The Ottoman Empire had been one of the major facts in European history since the Middle Ages. Stretching from the Adriatic to the Indian Ocean, the Empire was both a great political entity and a religious one, with the Sultan ruling over the Holy Sites and, as Caliph, the successor to Mohammed.

Yet the Empire's fateful decision to support Germany and Austria-Hungary in 1914 doomed it to disaster, breaking it up into a series of European colonies and what emerged as an independent Saudi Arabia.

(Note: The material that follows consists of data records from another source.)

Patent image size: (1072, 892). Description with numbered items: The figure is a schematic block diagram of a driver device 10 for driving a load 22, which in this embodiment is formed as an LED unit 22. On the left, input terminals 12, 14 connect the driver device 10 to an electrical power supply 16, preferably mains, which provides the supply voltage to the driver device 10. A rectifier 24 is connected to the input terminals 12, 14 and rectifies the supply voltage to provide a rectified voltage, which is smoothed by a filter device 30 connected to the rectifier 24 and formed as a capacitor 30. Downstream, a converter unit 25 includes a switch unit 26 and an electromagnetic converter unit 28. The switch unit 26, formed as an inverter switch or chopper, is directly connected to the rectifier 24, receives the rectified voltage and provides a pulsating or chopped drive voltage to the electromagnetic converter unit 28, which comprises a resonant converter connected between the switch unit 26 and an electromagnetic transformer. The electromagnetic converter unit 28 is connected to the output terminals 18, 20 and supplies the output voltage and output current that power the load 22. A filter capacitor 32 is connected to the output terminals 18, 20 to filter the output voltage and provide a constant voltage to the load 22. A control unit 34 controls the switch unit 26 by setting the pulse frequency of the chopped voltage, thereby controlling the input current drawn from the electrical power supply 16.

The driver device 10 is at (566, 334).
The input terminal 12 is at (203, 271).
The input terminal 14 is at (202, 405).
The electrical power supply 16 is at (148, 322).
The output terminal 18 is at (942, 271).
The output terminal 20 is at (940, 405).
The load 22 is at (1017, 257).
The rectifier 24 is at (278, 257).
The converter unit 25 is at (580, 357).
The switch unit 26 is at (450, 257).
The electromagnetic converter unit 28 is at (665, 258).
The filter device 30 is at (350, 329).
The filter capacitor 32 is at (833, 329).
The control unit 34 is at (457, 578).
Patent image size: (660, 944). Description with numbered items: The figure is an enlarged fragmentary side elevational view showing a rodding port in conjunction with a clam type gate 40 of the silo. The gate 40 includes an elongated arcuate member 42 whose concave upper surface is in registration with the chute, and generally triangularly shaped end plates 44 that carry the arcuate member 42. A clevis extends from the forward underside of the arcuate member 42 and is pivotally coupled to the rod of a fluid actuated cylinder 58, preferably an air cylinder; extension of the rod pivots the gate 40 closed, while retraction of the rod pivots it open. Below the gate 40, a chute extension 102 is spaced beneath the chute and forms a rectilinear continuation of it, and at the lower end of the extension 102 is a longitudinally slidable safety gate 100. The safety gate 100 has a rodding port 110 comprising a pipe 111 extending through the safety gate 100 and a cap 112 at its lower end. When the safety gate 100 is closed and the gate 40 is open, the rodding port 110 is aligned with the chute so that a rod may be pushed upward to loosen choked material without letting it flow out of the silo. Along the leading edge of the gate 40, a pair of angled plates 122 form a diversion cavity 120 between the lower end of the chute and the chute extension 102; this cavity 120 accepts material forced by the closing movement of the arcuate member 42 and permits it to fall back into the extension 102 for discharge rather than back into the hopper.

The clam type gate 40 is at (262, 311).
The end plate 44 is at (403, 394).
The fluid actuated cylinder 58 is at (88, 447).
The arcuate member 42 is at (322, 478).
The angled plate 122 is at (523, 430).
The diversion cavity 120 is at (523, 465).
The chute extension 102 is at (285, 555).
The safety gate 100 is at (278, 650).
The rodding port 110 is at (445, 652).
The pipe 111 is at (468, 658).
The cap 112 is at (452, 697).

Ryan Gingeras's superb new book explains how these epochal events came about and shows how much we still live in the shadow of decisions taken so long ago. Would all of the Empire fall to marauding Allied armies, or could something be saved? In such an ethnically and religiously entangled region, what would be the price paid to create a cohesive and independent new state? The story of the creation of modern Turkey is an extraordinary, bitter epic, brilliantly told here.

Author: Gingeras Ryan
Publisher: PENGUIN
Pages: 368
ISBN: 9780141992778
Cover: Paperback
Edition Number: 1
Release Year: 2024

Ryan Gingeras is the author of Fall of the Sultanate: The Great War and the End of the Ottoman Empire 1908-1922 and Sorrowful Shores: Violence, Ethnicity, and the End of the Ottoman Empire, which received short list distinctions for the Rothschild Book Prize in Nationalism and Ethnic Studies and the British-Kuwait Friendship Society Book Prize. He has published on a wide variety of topics related to history and politics in such journals as International Journal of Middle East Studies, Middle East Journal, Iranian Studies, Diplomatic History, Past & Present, and Journal of Contemporary European History.